WASHINGTON DC – America’s wind power workforce installed 908 utility-scale turbines in the first quarter of 2017, totaling 2,000 megawatts of capacity, enough electricity to power 500,000 average homes, a new report contends.

The American Wind Energy Association said the first quarter was the wind industry’s strongest start in eight years. The statistics are contained in a report released Tuesday called American Wind Energy Association.

New wind turbine installations in the first quarter spanned the U.S. from Rhode Island and North Carolina to Oregon and Hawaii. Great Plains states Texas (724 MW), and Kansas (481 MW), led the pack.

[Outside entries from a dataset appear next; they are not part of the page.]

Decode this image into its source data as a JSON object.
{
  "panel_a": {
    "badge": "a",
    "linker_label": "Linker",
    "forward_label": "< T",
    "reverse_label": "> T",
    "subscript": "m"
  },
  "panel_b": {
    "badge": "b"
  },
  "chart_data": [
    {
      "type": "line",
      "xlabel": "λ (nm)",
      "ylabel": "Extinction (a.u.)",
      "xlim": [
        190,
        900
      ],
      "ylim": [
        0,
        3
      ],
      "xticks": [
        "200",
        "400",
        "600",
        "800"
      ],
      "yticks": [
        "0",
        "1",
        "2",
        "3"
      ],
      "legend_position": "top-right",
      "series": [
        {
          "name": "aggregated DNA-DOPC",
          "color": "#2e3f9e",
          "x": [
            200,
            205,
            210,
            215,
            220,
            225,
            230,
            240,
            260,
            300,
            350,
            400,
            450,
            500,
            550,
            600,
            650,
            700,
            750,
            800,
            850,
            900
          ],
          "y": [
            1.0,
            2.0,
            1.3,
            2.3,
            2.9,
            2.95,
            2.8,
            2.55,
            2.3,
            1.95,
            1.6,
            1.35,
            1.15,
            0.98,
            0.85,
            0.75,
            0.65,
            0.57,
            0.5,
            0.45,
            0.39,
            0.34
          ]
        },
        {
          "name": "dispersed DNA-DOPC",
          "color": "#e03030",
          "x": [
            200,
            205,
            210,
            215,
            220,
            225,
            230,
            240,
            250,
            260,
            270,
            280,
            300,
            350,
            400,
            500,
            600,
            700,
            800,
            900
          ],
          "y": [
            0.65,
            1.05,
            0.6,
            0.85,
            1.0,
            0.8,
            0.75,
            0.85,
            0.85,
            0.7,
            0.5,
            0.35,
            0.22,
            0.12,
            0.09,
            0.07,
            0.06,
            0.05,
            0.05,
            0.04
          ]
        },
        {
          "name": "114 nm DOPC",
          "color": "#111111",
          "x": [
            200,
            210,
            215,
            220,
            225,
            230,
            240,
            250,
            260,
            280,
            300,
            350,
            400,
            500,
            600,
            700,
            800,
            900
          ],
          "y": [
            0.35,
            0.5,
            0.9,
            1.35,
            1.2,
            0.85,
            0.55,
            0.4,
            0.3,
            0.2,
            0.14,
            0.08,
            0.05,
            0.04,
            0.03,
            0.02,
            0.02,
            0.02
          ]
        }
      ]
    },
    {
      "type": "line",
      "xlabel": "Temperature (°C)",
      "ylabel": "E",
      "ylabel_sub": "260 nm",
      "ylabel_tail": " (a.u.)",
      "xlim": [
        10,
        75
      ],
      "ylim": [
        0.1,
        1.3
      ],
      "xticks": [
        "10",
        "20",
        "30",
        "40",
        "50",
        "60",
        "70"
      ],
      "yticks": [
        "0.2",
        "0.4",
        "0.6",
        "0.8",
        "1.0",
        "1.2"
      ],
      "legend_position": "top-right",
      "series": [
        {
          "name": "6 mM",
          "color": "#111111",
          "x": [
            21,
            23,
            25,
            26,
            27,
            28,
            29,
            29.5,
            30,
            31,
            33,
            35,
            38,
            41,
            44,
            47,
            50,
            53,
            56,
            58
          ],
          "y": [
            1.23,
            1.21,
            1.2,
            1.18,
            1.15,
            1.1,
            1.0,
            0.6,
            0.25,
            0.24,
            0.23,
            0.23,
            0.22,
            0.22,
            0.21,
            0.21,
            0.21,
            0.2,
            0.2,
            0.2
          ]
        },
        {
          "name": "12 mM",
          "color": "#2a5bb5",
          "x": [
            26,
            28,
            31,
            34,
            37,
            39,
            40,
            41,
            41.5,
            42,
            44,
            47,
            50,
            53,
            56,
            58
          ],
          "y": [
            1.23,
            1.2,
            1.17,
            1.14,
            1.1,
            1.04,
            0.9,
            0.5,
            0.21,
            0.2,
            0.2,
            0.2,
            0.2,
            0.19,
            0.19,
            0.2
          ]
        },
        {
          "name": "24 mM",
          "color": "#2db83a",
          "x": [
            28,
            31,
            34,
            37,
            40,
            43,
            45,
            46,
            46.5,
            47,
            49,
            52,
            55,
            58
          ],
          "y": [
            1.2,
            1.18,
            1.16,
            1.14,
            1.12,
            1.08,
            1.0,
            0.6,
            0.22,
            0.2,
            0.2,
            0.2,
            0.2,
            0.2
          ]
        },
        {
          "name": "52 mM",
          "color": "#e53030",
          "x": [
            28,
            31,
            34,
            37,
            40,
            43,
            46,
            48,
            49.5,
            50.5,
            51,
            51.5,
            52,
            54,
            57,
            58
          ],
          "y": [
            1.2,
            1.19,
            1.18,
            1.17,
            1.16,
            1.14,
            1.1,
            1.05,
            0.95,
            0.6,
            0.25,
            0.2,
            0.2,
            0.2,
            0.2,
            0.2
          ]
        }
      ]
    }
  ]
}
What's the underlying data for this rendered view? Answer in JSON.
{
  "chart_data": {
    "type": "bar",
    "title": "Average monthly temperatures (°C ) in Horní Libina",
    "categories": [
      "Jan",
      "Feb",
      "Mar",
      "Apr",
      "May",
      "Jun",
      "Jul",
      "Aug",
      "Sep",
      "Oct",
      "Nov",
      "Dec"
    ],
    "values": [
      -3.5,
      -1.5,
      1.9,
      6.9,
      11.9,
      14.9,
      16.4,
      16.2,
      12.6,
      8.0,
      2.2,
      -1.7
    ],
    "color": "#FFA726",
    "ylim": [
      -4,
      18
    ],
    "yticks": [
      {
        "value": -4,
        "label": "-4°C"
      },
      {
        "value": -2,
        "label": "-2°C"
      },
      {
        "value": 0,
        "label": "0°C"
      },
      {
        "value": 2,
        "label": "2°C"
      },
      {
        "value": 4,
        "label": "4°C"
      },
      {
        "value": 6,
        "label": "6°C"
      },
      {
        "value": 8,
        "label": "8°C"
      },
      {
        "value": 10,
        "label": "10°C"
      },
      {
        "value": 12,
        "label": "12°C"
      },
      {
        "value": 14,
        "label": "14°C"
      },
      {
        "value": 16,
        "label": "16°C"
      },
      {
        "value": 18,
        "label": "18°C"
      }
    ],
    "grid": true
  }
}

“We switched on more megawatts in the first quarter than in the first three quarters of last year combined,” said Tom Kiernan, CEO of AWEA, in releasing the U.S. Wind Industry First Quarter 2017 Market Report. “Each new modern wind turbine supports 44 years of full-time employment over its lifespan, so the turbines we installed in just these three months represent nearly 40,000 job years for American workers.”

Texas continues as the overall national leader for wind power capacity, with 21,000 MW installed, enough to power more than 5 million average homes. North Carolina became the 41st state to harness wind power, bringing online the first wind farm to be built in the Southeast in 12 years.